I did see some artifacts when pushing my previous A7III by recovering 2-3 stops, but it was very minor. However with that camera I mostly shot uncompressed since the files weren’t that big. Other than that I would probably call it an even after watching this video, up to two stops.

However the A7r iv is a different story for me. I struggle to see any artifacts at all and I have tested it in multiple situations. The only time where I can spot the difference is with astro, and those high contrast scenes is where u probably would want to have it set to uncompressed.

It’s just my personal experience. But it is fantastic that we can save space on our memory cards and storage :)

Greetings from Norway

Thatcher Freeman's picture

Thanks, nice to see your experience that the compressed RAWs from Sony cameras have a minimal compromise in image quality.
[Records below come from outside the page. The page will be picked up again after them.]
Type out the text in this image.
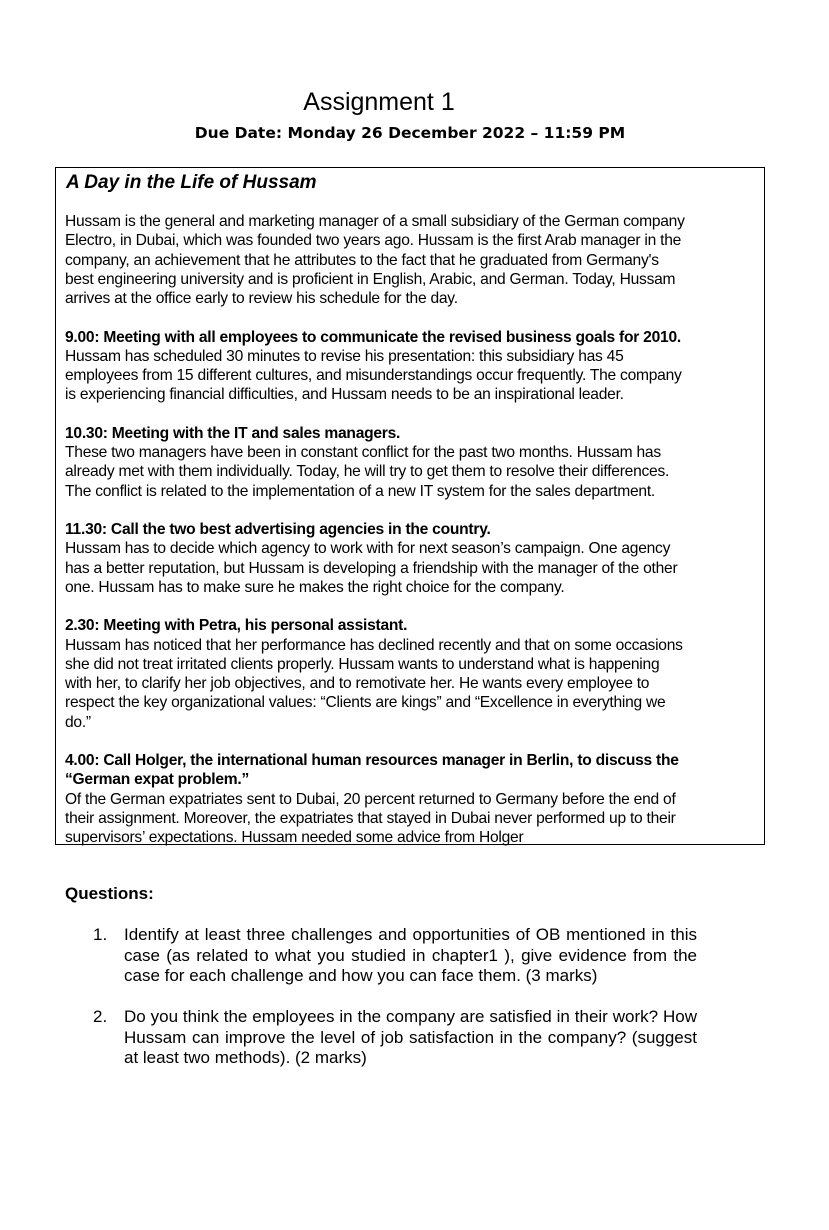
Assignment 1
Due Date: Monday 26 December 2022 – 11:59 PM
A Day in the Life of Hussam
Hussam is the general and marketing manager of a small subsidiary of the German company
Electro, in Dubai, which was founded two years ago. Hussam is the first Arab manager in the
company, an achievement that he attributes to the fact that he graduated from Germany's
best engineering university and is proficient in English, Arabic, and German. Today, Hussam
arrives at the office early to review his schedule for the day.
9.00: Meeting with all employees to communicate the revised business goals for 2010.
Hussam has scheduled 30 minutes to revise his presentation: this subsidiary has 45
employees from 15 different cultures, and misunderstandings occur frequently. The company
is experiencing financial difficulties, and Hussam needs to be an inspirational leader.
10.30: Meeting with the IT and sales managers.
These two managers have been in constant conflict for the past two months. Hussam has
already met with them individually. Today, he will try to get them to resolve their differences.
The conflict is related to the implementation of a new IT system for the sales department.
11.30: Call the two best advertising agencies in the country.
Hussam has to decide which agency to work with for next season’s campaign. One agency
has a better reputation, but Hussam is developing a friendship with the manager of the other
one. Hussam has to make sure he makes the right choice for the company.
2.30: Meeting with Petra, his personal assistant.
Hussam has noticed that her performance has declined recently and that on some occasions
she did not treat irritated clients properly. Hussam wants to understand what is happening
with her, to clarify her job objectives, and to remotivate her. He wants every employee to
respect the key organizational values: “Clients are kings” and “Excellence in everything we
do.”
4.00: Call Holger, the international human resources manager in Berlin, to discuss the
“German expat problem.”
Of the German expatriates sent to Dubai, 20 percent returned to Germany before the end of
their assignment. Moreover, the expatriates that stayed in Dubai never performed up to their
supervisors’ expectations. Hussam needed some advice from Holger
Questions:
1. Identify at least three challenges and opportunities of OB mentioned in this case (as related to what you studied in chapter1 ), give evidence from the case for each challenge and how you can face them. (3 marks)
2. Do you think the employees in the company are satisfied in their work? How Hussam can improve the level of job satisfaction in the company? (suggest at least two methods). (2 marks)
Competition in the space improves cameras for everyone, and that's certainly a necessary feature with the high resolutions of the a7r cameras.

sam dasso's picture

Yes, my experience is different. I don.t try to recover shadows on 0.5MP crop from 42mp file.

Thatcher Freeman's picture

To be fair, if you were using one of the lower resolution Sonys then these kinds of artifacts would be larger, particularly if you did not have the option of an uncompressed RAW. With Sony's modern a7r offerings the benefits of the smaller file size really start to outweigh the shrinking artifacts though.

I'm thinking I'm about five years late to this discussion lol

Christian Durand's picture

here comes the Sony fans ....

Colin Robertson's picture

Is there a new compressed raw format I'm not aware of? The EOS R has been out for like, a year and a half and I don't think it was the first camera that included C-Raw (just the first canon I have that has it).

Tony Tumminello's picture

I believe it was introduced with the M50, so it's been out for a couple of years now at this point.

Mutley Dastardly's picture

When there is a difference it's no lossless compression. Why don't you compare it at a high iso?

Lennart Böwering's picture

I'd like to know how cRAW compares to the compressed dng. I did a lot of testing and now compress pretty much all of my images, because it's still plenty enough and saves me more than 50% drive space.
So if these two compare, I'd be very happy to use it if I ever change to a canon mirrorless.

Spy Black's picture

Tastes just like margarine. No difference...

Tom Reichner's picture

Sounds great! I wish that C-RAW was available on my 5D4.